See Structure of score_db_pos_isotope_dist_polyunsat Results for details regarding the organization of the result sections for individual lipid species.

Note

Results from lipidoz.workflows.run_isotope_scoring_workflow_targeted() are the same as for lipidoz.workflows.run_isotope_scoring_workflow(), except the metadata “workflow” entry will be set to “isotope_scoring_targeted”

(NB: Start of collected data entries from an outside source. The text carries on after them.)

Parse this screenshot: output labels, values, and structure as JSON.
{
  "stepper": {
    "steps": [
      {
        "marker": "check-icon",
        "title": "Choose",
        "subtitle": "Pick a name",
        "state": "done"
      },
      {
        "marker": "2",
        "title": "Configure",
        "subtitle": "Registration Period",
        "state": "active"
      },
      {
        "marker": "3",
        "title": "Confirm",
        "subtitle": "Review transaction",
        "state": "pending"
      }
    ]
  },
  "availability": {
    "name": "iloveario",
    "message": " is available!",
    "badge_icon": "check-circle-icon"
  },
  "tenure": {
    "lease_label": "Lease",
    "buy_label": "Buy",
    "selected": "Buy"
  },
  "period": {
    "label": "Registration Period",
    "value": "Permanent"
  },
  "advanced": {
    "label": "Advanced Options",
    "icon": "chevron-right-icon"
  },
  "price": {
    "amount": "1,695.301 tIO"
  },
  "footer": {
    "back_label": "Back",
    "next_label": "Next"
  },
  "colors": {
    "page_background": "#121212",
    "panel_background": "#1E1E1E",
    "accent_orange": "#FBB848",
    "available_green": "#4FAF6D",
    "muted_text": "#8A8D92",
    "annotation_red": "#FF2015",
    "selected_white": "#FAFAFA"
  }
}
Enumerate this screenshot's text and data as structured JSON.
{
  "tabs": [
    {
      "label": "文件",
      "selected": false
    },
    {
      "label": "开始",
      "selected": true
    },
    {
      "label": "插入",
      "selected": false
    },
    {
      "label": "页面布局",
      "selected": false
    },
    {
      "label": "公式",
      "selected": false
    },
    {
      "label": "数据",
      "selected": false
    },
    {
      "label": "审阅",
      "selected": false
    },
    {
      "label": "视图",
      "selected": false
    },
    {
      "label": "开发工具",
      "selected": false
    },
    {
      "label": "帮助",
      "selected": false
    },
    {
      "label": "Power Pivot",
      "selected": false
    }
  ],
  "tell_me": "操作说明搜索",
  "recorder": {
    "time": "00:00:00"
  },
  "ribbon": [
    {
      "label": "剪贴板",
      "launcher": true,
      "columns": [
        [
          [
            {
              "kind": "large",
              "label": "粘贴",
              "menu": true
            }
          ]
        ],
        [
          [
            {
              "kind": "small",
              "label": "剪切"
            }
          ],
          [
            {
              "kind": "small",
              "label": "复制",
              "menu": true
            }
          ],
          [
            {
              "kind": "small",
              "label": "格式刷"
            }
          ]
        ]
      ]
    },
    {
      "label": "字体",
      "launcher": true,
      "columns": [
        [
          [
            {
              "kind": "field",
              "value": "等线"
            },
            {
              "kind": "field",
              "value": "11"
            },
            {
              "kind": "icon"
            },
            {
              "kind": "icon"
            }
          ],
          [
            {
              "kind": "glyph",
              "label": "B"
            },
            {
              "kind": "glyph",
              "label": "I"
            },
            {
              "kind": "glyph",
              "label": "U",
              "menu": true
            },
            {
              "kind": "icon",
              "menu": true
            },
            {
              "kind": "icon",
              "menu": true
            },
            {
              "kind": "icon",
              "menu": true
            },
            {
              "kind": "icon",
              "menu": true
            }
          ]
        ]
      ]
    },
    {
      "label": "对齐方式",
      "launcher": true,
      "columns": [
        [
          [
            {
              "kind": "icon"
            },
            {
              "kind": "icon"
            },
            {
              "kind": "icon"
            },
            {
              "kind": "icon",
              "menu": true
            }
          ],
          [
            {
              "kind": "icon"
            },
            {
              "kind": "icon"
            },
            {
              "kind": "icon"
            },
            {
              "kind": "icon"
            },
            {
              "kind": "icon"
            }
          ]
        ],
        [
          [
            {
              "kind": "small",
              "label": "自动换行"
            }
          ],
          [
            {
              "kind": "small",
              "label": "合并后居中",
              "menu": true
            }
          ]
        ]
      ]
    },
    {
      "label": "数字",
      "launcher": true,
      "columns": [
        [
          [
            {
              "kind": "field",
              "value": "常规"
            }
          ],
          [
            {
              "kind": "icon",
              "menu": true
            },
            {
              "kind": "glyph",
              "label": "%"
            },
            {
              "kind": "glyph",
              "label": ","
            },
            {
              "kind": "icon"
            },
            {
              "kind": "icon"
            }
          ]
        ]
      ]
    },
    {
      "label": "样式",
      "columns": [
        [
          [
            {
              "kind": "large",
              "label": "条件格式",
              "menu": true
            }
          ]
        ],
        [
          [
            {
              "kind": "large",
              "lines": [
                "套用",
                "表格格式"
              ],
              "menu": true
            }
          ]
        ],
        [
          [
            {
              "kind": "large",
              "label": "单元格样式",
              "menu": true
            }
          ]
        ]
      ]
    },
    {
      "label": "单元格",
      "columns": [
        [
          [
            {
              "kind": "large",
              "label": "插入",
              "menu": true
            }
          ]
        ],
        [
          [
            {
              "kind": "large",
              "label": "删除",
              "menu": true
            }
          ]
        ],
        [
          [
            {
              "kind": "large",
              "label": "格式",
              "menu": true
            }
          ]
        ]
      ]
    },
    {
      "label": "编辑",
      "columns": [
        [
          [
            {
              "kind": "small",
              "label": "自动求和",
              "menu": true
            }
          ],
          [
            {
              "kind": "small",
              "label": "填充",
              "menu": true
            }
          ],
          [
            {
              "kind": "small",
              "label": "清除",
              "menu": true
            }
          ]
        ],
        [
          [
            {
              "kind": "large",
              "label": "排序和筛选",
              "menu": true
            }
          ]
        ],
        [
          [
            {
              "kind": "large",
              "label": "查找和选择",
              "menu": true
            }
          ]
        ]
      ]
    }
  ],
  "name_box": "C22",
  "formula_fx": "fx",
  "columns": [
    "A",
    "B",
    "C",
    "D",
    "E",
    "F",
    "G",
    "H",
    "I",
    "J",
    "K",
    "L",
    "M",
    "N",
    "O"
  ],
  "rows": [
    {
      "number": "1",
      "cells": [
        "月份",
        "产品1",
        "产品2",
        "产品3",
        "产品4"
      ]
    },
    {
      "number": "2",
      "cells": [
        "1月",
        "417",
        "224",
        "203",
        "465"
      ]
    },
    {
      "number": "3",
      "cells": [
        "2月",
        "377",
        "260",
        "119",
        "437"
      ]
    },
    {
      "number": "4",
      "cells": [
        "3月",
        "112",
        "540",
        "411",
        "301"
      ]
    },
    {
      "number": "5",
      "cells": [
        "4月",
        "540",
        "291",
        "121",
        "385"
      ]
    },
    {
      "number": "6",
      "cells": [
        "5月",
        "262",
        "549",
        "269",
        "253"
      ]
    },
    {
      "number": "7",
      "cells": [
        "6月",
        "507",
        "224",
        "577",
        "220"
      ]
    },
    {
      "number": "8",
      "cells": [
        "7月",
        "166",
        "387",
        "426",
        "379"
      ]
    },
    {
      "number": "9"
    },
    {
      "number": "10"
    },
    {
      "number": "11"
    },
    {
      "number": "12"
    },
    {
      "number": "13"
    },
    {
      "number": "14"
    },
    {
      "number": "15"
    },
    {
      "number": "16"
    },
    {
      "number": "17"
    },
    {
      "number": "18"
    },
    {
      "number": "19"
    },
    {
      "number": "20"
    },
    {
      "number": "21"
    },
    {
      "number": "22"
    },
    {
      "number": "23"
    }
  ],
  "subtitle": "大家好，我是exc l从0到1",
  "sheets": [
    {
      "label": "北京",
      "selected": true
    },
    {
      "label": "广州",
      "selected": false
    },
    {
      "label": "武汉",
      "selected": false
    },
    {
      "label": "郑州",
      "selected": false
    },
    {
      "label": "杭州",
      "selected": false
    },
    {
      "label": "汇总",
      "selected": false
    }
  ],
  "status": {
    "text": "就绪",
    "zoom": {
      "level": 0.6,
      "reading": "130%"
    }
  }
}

Example run_isotope_scoring_workflow results dictionary
isotope_scoring_results = {
    'metadata': {
        'workflow': 'isotope_scoring',
        'lipidoz_version': 0.4.20,
        'oz_data_file': 'data/ozid_data_file.mza',
        'target_list_file': 'a_target_list.csv',
        'rt_tol': 0.25,
        'rt_peak_win': 1.5,
        'mz_tol': 0.05,
        'd_label': None,
        'd_label_in_nl': None,
    },
    'targets': {
        'PC(16:1_16:0)': {
            '[M+H]+': {
                '21.05min': {
                    'precursor': {
                        'target_mz': 789.0123,
                        'target_rt': 23.45,
                        'xic_peak_rt': 23.45,
                        'xic_peak_ht': 1e5,
                        'xic_peak_fwhm': 0.15,
                        'mz_ppm': 10.1,
                        'abun_percent': 5.5,
                        'mz_cos_dist': 0.15,
                        'isotope_dist_img': ...,
                        'xic_fit_img': ...,
                        'saturation_corrected': False
                    },
                    'fragments': {
                        1: {
                            9: {
                                'aldehyde': {
                                    'target_mz': 234.5678,
                                    'target_rt': 23.45,
                                    'xic_peak_rt': 23.45,
                                    'xic_peak_ht': 1e4,
                                    'xic_peak_fwhm': 0.25,
                                    'mz_ppm': 10.1,
                                    'abun_percent': 5.5,
                                    'mz_cos_dist': 0.15,
                                    'rt_cos_dist': 0.25,
                                    'isotope_dist_img': ...,
                                    'xic_fit_img': ...,
                                    'saturation_corrected': False,
                                },
                                # if the fragment was not found the section is set to None
                                'criegee': None
                            },
                            # more db positions ...
                        },
                        # more db indices ...
                    }
                },
                # more retention times ...
            },
            # more adducts ...
        },
        # more targets ...
    },
}

Structure of run_isotope_scoring_workflow_infusion Results

The results from the infusion variant of the isotope scoring workflow are very similar to those from the normal version, except any component having to do with retention time is omitted.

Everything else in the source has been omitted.